The newspaper reported on Wednesday that scientists have made a stunning conclusion that the annual average global surface temperature rise will be 66 percent higher than pre-industrial levels of 1.5 degrees Celsius for “at least” one year by 2027. .
The report said the probability of reaching this outcome was “increasing over time”, with the probability of a temporary breach of the 1.5°C limit rising to 66 per cent from 48 per cent a year ago and “close to zero” in 2015.
The report, compiled by researchers from 11 institutions worldwide, including Europe, North America, Japan and China, covers the years 2023 to 2027.
The authors said there is a 98 percent chance that the temperature rise recorded in 2016, 1.28 degrees Celsius, will be exceeded in one of five years, and that the next half decade will be the warmest overall.

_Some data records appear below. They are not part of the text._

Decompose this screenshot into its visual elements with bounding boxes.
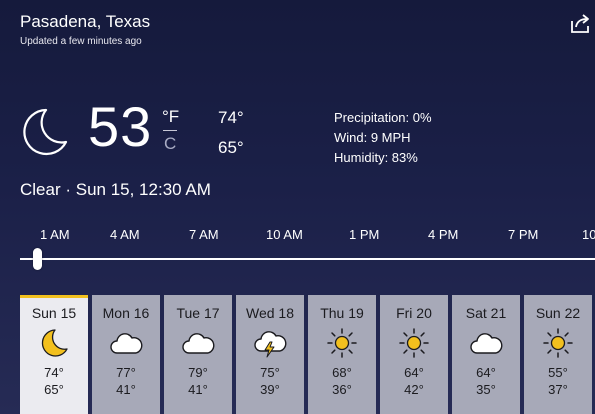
day-low: 37° bbox=[548, 382, 568, 397]
day-low: 42° bbox=[404, 382, 424, 397]
day-card-sun-22[interactable]: Sun 22 55° 37° bbox=[524, 295, 592, 414]
location-title: Pasadena, Texas bbox=[20, 12, 151, 31]
humidity: Humidity: 83% bbox=[334, 150, 418, 165]
day-high: 79° bbox=[188, 365, 208, 380]
day-high: 74° bbox=[44, 365, 64, 380]
day-low: 35° bbox=[476, 382, 496, 397]
hour-label[interactable]: 10 bbox=[582, 227, 595, 242]
current-temperature: 53 bbox=[88, 95, 153, 158]
cloud-icon bbox=[182, 333, 215, 354]
day-name: Tue 17 bbox=[176, 305, 220, 321]
sun-icon bbox=[543, 328, 573, 358]
cloud-icon bbox=[110, 333, 143, 354]
hour-label[interactable]: 1 AM bbox=[40, 227, 70, 242]
hour-label[interactable]: 4 PM bbox=[428, 227, 458, 242]
day-name: Sat 21 bbox=[465, 305, 507, 321]
wind: Wind: 9 MPH bbox=[334, 130, 411, 145]
precipitation: Precipitation: 0% bbox=[334, 110, 432, 125]
day-high: 64° bbox=[476, 365, 496, 380]
unit-fahrenheit[interactable]: °F bbox=[162, 107, 179, 127]
unit-celsius[interactable]: C bbox=[164, 134, 176, 154]
current-condition: Clear · Sun 15, 12:30 AM bbox=[20, 180, 211, 199]
unit-divider bbox=[163, 130, 177, 131]
share-icon[interactable] bbox=[569, 11, 593, 35]
day-low: 41° bbox=[188, 382, 208, 397]
day-high: 75° bbox=[260, 365, 280, 380]
day-card-mon-16[interactable]: Mon 16 77° 41° bbox=[92, 295, 160, 414]
day-low: 41° bbox=[116, 382, 136, 397]
day-card-wed-18[interactable]: Wed 18 75° 39° bbox=[236, 295, 304, 414]
day-high: 64° bbox=[404, 365, 424, 380]
day-high: 77° bbox=[116, 365, 136, 380]
timeline-slider-track[interactable] bbox=[20, 258, 595, 260]
weather-details: Precipitation: 0% Wind: 9 MPH Humidity: … bbox=[334, 108, 432, 168]
today-low: 65° bbox=[218, 138, 244, 157]
moon-icon bbox=[41, 329, 68, 357]
hour-label[interactable]: 1 PM bbox=[349, 227, 379, 242]
day-name: Fri 20 bbox=[396, 305, 432, 321]
timeline-slider-handle[interactable] bbox=[33, 248, 42, 270]
day-high: 68° bbox=[332, 365, 352, 380]
day-low: 36° bbox=[332, 382, 352, 397]
day-name: Wed 18 bbox=[246, 305, 294, 321]
day-low: 39° bbox=[260, 382, 280, 397]
moon-icon bbox=[23, 108, 68, 156]
day-card-thu-19[interactable]: Thu 19 68° 36° bbox=[308, 295, 376, 414]
day-high: 55° bbox=[548, 365, 568, 380]
thunder-cloud-icon bbox=[254, 331, 287, 358]
day-name: Sun 15 bbox=[31, 305, 77, 321]
hour-label[interactable]: 7 PM bbox=[508, 227, 538, 242]
today-high: 74° bbox=[218, 108, 244, 127]
day-low: 65° bbox=[44, 382, 64, 397]
hourly-timeline-labels: 1 AM 4 AM 7 AM 10 AM 1 PM 4 PM 7 PM 10 bbox=[0, 227, 595, 245]
sun-icon bbox=[327, 328, 357, 358]
cloud-icon bbox=[470, 333, 503, 354]
day-card-sat-21[interactable]: Sat 21 64° 35° bbox=[452, 295, 520, 414]
day-name: Mon 16 bbox=[102, 305, 150, 321]
updated-status: Updated a few minutes ago bbox=[20, 36, 142, 47]
sun-icon bbox=[399, 328, 429, 358]
day-name: Sun 22 bbox=[535, 305, 581, 321]
hour-label[interactable]: 10 AM bbox=[266, 227, 303, 242]
day-card-tue-17[interactable]: Tue 17 79° 41° bbox=[164, 295, 232, 414]
day-card-fri-20[interactable]: Fri 20 64° 42° bbox=[380, 295, 448, 414]
hour-label[interactable]: 4 AM bbox=[110, 227, 140, 242]
hour-label[interactable]: 7 AM bbox=[189, 227, 219, 242]
day-name: Thu 19 bbox=[320, 305, 364, 321]
day-card-sun-15[interactable]: Sun 15 74° 65° bbox=[20, 295, 88, 414]
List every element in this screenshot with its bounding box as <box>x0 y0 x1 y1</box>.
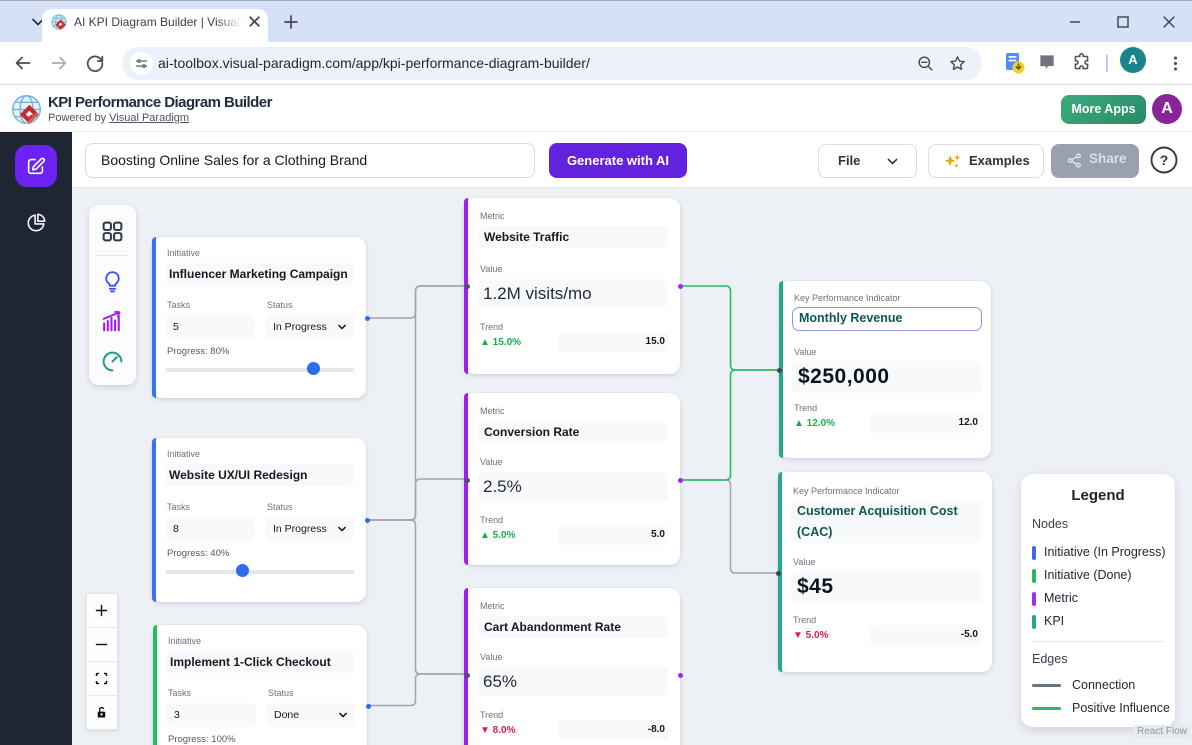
svg-text:?: ? <box>1160 152 1169 168</box>
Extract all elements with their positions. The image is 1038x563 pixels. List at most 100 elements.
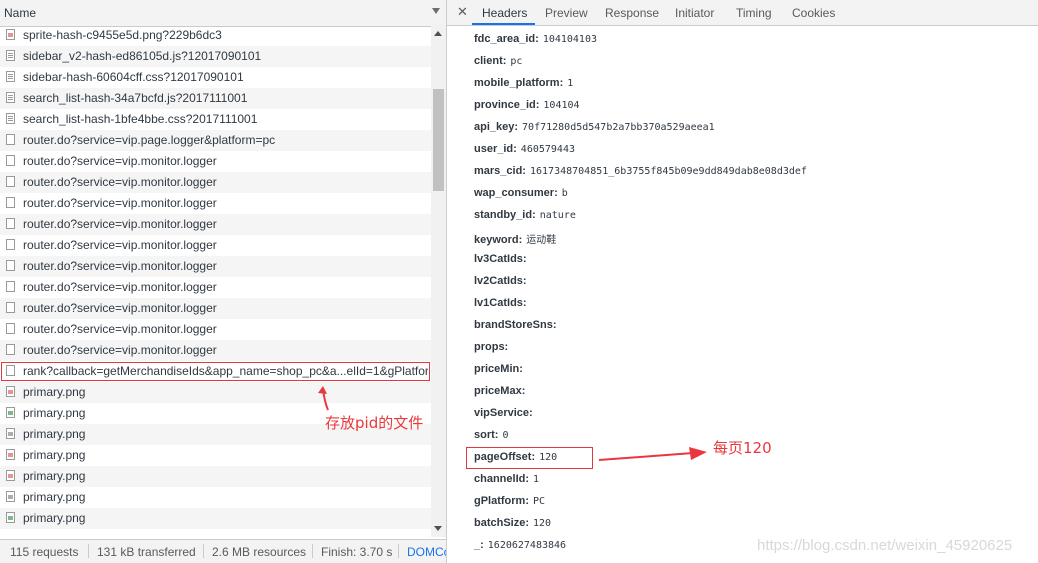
details-tab-bar: ✕ Headers Preview Response Initiator Tim… xyxy=(447,0,1038,26)
scroll-down-icon[interactable] xyxy=(434,526,442,531)
query-param-row: gPlatform: PC xyxy=(474,495,545,515)
request-name: router.do?service=vip.monitor.logger xyxy=(23,196,217,210)
request-row[interactable]: router.do?service=vip.monitor.logger xyxy=(0,277,431,298)
request-row[interactable]: router.do?service=vip.monitor.logger xyxy=(0,298,431,319)
script-file-icon xyxy=(6,50,15,61)
query-param-key: priceMin: xyxy=(474,363,523,375)
request-name: sidebar-hash-60604cff.css?12017090101 xyxy=(23,70,244,84)
tab-response[interactable]: Response xyxy=(605,6,659,20)
request-name: search_list-hash-34a7bcfd.js?2017111001 xyxy=(23,91,248,105)
query-param-key: batchSize: xyxy=(474,517,530,529)
query-param-row: channelId: 1 xyxy=(474,473,539,493)
request-row[interactable]: primary.png xyxy=(0,445,431,466)
query-param-key: lv1CatIds: xyxy=(474,297,527,309)
request-row[interactable]: router.do?service=vip.monitor.logger xyxy=(0,235,431,256)
request-name: router.do?service=vip.monitor.logger xyxy=(23,238,217,252)
query-param-key: gPlatform: xyxy=(474,495,529,507)
status-divider xyxy=(203,544,204,558)
stylesheet-file-icon xyxy=(6,113,15,124)
request-name: router.do?service=vip.page.logger&platfo… xyxy=(23,133,276,147)
page-offset-highlight-box xyxy=(466,447,593,469)
query-param-key: province_id: xyxy=(474,99,540,111)
request-row[interactable]: router.do?service=vip.monitor.logger xyxy=(0,256,431,277)
request-name: primary.png xyxy=(23,469,86,483)
query-param-key: brandStoreSns: xyxy=(474,319,557,331)
request-row[interactable]: search_list-hash-1bfe4bbe.css?2017111001 xyxy=(0,109,431,130)
request-row-highlighted[interactable]: rank?callback=getMerchandiseIds&app_name… xyxy=(0,361,431,382)
request-row[interactable]: router.do?service=vip.monitor.logger xyxy=(0,319,431,340)
image-file-icon xyxy=(6,407,15,418)
query-param-row: vipService: xyxy=(474,407,537,427)
request-row[interactable]: primary.png xyxy=(0,382,431,403)
request-row[interactable]: router.do?service=vip.monitor.logger xyxy=(0,172,431,193)
query-param-key: lv3CatIds: xyxy=(474,253,527,265)
request-row[interactable]: primary.png xyxy=(0,487,431,508)
request-name: rank?callback=getMerchandiseIds&app_name… xyxy=(23,364,428,378)
tab-preview[interactable]: Preview xyxy=(545,6,588,20)
status-divider xyxy=(398,544,399,558)
file-icon xyxy=(6,302,15,313)
file-icon xyxy=(6,176,15,187)
query-param-value: 1617348704851_6b3755f845b09e9dd849dab8e0… xyxy=(529,166,807,177)
close-icon[interactable]: ✕ xyxy=(457,4,468,20)
query-param-row: priceMin: xyxy=(474,363,527,383)
resources-size: 2.6 MB resources xyxy=(212,545,307,559)
file-icon xyxy=(6,281,15,292)
query-param-row: props: xyxy=(474,341,512,361)
file-icon xyxy=(6,323,15,334)
query-param-value: 1620627483846 xyxy=(487,540,567,551)
request-count: 115 requests xyxy=(10,545,79,559)
image-file-icon xyxy=(6,386,15,397)
network-status-bar: 115 requests 131 kB transferred 2.6 MB r… xyxy=(0,539,446,563)
query-param-key: fdc_area_id: xyxy=(474,33,539,45)
image-file-icon xyxy=(6,491,15,502)
query-param-value: 1 xyxy=(567,78,574,89)
query-param-row: lv3CatIds: xyxy=(474,253,531,273)
network-request-list-pane: Name sprite-hash-c9455e5d.png?229b6dc3 si… xyxy=(0,0,447,563)
request-row[interactable]: router.do?service=vip.monitor.logger xyxy=(0,214,431,235)
tab-cookies[interactable]: Cookies xyxy=(792,6,835,20)
file-icon xyxy=(6,260,15,271)
query-param-row: sort: 0 xyxy=(474,429,508,449)
query-param-value: 460579443 xyxy=(520,144,575,155)
tab-initiator[interactable]: Initiator xyxy=(675,6,714,20)
query-param-key: priceMax: xyxy=(474,385,526,397)
tab-timing[interactable]: Timing xyxy=(736,6,772,20)
request-name: router.do?service=vip.monitor.logger xyxy=(23,343,217,357)
query-param-row: api_key: 70f71280d5d547b2a7bb370a529aeea1 xyxy=(474,121,715,141)
request-list: sprite-hash-c9455e5d.png?229b6dc3 sidebar… xyxy=(0,25,431,537)
request-name: router.do?service=vip.monitor.logger xyxy=(23,175,217,189)
request-row[interactable]: sidebar_v2-hash-ed86105d.js?12017090101 xyxy=(0,46,431,67)
request-row[interactable]: router.do?service=vip.monitor.logger xyxy=(0,151,431,172)
request-row[interactable]: router.do?service=vip.monitor.logger xyxy=(0,340,431,361)
name-column-header[interactable]: Name xyxy=(0,0,446,27)
request-name: primary.png xyxy=(23,511,86,525)
file-icon xyxy=(6,365,15,376)
request-row[interactable]: sidebar-hash-60604cff.css?12017090101 xyxy=(0,67,431,88)
sort-descending-icon[interactable] xyxy=(432,8,440,14)
query-param-key: client: xyxy=(474,55,507,67)
query-param-row: client: pc xyxy=(474,55,522,75)
query-param-key: api_key: xyxy=(474,121,519,133)
request-row[interactable]: primary.png xyxy=(0,466,431,487)
query-param-row: mars_cid: 1617348704851_6b3755f845b09e9dd… xyxy=(474,165,807,185)
query-param-value: 120 xyxy=(533,518,552,529)
request-row[interactable]: router.do?service=vip.page.logger&platfo… xyxy=(0,130,431,151)
image-file-icon xyxy=(6,470,15,481)
request-row[interactable]: router.do?service=vip.monitor.logger xyxy=(0,193,431,214)
tab-headers[interactable]: Headers xyxy=(482,6,527,20)
transferred-size: 131 kB transferred xyxy=(97,545,196,559)
request-name: search_list-hash-1bfe4bbe.css?2017111001 xyxy=(23,112,258,126)
scroll-up-icon[interactable] xyxy=(434,31,442,36)
request-row[interactable]: search_list-hash-34a7bcfd.js?2017111001 xyxy=(0,88,431,109)
request-list-scrollbar[interactable] xyxy=(431,25,446,537)
request-name: primary.png xyxy=(23,490,86,504)
query-param-key: sort: xyxy=(474,429,499,441)
request-row[interactable]: primary.png xyxy=(0,508,431,529)
script-file-icon xyxy=(6,92,15,103)
domcontentloaded-time[interactable]: DOMCo xyxy=(407,545,446,559)
request-row[interactable]: sprite-hash-c9455e5d.png?229b6dc3 xyxy=(0,25,431,46)
scrollbar-thumb[interactable] xyxy=(433,89,444,191)
file-icon xyxy=(6,134,15,145)
finish-time: Finish: 3.70 s xyxy=(321,545,393,559)
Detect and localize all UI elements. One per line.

They added that this is the first time in human history that we have come this close.
According to the paper, the expected return of the El Niño weather phenomenon, which includes warming of the surface of the Pacific Ocean, by the end of this year will lead to an increase in global temperatures.
And temperatures in the Arctic are expected to rise three times faster than the global average, as melting ice reduces its ability to reflect the sun and warm more than anywhere else.
Also, the United Nations warned in a statement that the warming of the El Niño event, combined with human-induced climate change, could push global temperatures to unknown levels. This will have long-term implications for health, food security, water management and the environment, he explained.
According to the United Nations website, the effect of the La Niña event over the past three years temporarily curbed the long-term warming trend, but the event ended last March. Despite this, the average global temperature in 2022 was 1.15 degrees above pre-industrial rates.
An El Niño event typically leads to an increase in global temperatures in the year following its development, so the World Meteorological Organization expects its effects to be felt by 2024.